炎化している今の俺に物理攻撃は効かないはずだが……。
嫌な予感がしたのだ。
そしてその予感は正しかった。
「ぐぁっ!!」
俺はベテルギウスの攻撃により、大きくふっ飛ばされてしまう。
何とか重力魔法で体勢を立て直したが、それでもかなりのダメージを受けてしまった。
「はぁ……はぁ……」
「くっくっく……どうだ? 己の無力さを実感できたか?」
「……何の魔法だ? 今の俺に物理攻撃を通すとは……。それに、その前の火魔法も、そう簡単に突破できるものじゃないはずなんだがな」
「今の一撃で理解できなかったのか? まあいい。教えてやる」
ベテルギウスが不敵に笑う。
そして、言葉を続けた。
「我は龍神ベテルギウス。魔法については詳しくないが、魔法使いへの対策くらい心得ている」
「対策だと?」
「そうだ。闘気の質を変えれば、特定属性への耐性や貫通力を上げることができるのだ」
「闘気にも……質が……?」
聞いたことのない話だ。
いや……あれか?
アイリスやエドワード司祭の得意技法に『聖闘気』というものがある。
俺はてっきり『聖なる闘気』ぐらいに思っていたが、『聖魔法系の属性に変質させた闘気』だったのかもしれない。

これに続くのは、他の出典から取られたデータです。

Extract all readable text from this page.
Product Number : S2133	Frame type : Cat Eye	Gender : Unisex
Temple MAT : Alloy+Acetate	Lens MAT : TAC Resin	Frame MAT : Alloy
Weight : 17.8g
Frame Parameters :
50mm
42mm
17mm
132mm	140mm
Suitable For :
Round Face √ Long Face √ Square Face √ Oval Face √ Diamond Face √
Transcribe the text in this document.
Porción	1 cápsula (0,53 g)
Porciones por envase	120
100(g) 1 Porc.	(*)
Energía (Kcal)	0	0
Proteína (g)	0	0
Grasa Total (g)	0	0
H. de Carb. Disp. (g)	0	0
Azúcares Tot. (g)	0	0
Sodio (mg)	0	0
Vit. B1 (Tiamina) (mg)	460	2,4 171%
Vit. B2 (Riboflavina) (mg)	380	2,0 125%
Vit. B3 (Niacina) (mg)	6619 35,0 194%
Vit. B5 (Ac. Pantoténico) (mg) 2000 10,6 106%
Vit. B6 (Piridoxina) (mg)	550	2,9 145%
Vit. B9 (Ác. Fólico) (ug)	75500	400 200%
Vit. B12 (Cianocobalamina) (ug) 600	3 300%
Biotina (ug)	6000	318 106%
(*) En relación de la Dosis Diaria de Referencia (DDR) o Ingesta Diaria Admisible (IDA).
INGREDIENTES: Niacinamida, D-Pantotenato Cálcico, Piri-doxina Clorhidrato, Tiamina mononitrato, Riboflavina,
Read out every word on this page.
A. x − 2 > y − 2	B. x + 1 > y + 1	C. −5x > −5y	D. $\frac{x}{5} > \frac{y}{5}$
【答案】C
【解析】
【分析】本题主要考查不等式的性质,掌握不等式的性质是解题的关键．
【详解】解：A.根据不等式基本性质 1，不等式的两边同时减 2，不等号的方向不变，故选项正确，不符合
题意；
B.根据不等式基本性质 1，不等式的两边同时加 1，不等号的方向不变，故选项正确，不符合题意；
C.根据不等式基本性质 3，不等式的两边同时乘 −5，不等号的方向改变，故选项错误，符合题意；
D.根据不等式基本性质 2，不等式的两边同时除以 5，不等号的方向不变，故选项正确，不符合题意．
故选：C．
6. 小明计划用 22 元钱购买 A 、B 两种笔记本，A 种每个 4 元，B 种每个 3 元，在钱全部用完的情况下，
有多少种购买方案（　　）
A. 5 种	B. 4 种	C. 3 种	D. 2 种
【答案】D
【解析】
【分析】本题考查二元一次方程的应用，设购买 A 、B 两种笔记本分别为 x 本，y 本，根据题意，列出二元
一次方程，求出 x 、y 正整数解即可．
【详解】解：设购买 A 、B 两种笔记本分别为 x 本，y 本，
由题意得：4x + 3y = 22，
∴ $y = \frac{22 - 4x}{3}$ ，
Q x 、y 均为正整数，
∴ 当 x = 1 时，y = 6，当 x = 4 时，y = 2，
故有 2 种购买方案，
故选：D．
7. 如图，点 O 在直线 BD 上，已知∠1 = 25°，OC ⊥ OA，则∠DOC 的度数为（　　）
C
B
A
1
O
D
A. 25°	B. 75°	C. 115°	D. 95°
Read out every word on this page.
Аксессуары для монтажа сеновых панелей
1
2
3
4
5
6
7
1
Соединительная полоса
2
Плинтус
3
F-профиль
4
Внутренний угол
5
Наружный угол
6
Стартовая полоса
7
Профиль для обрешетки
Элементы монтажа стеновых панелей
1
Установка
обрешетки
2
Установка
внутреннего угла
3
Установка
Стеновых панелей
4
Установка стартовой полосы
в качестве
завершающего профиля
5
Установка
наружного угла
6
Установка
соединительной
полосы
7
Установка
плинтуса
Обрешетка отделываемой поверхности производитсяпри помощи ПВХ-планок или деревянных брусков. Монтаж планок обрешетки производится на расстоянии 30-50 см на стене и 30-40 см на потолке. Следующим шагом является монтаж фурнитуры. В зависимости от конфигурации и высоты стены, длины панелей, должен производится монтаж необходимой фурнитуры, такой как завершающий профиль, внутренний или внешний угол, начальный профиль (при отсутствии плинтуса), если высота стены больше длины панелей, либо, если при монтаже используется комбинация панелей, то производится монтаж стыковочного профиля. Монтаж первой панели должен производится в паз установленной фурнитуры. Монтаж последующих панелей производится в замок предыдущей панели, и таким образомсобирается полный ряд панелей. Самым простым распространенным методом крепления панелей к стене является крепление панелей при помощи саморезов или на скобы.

今回の場合、ベテルギウスは通常の闘気を『火闘気』に変質させてきたわけか。
詳しいことは検証が必要だが、その可能性はある。
「ふん。貴様の火魔法には驚かされたが、それだけだ。所詮は人間。一属性を極めるのが精一杯といったところであろう。我の敵ではなかったな」
「なるほど……。熟練の闘気の使い手……龍神ベテルギウスの力は凄まじいな」
「そういうことだ」
ベテルギウスが得意げに胸を張る。
そして、そのまま言葉を続けた。
「では、続きを始めようか。次は我の番だ。久方ぶりの運動として、貴様をボコボコにしてから帰るとしよう。なに、心配せずとも命までは――」
「――だが、残念だったな。お前は一つ、勘違いをしている」
俺はベテルギウスの言葉を遮り、口を開く。
「勘違いだと?」
「俺はまだ、全ての力を出し切ったわけではないのだ」
「なに? 何を言っている? 貴様の力は、既に見切ったぞ。負け惜しみはよせ、見苦しい」
「それはお前の勝手な思い込みだ。今、証明してやろう」
英霊に勝てば、良い経験になりそうだ。
人を殺す心配もないし……。
ヤマト連邦への潜入作戦前に、ちょうどいい肩慣らしになる。
俺はそんなことを考えながら、魔力と闘気を練り上げたのだった。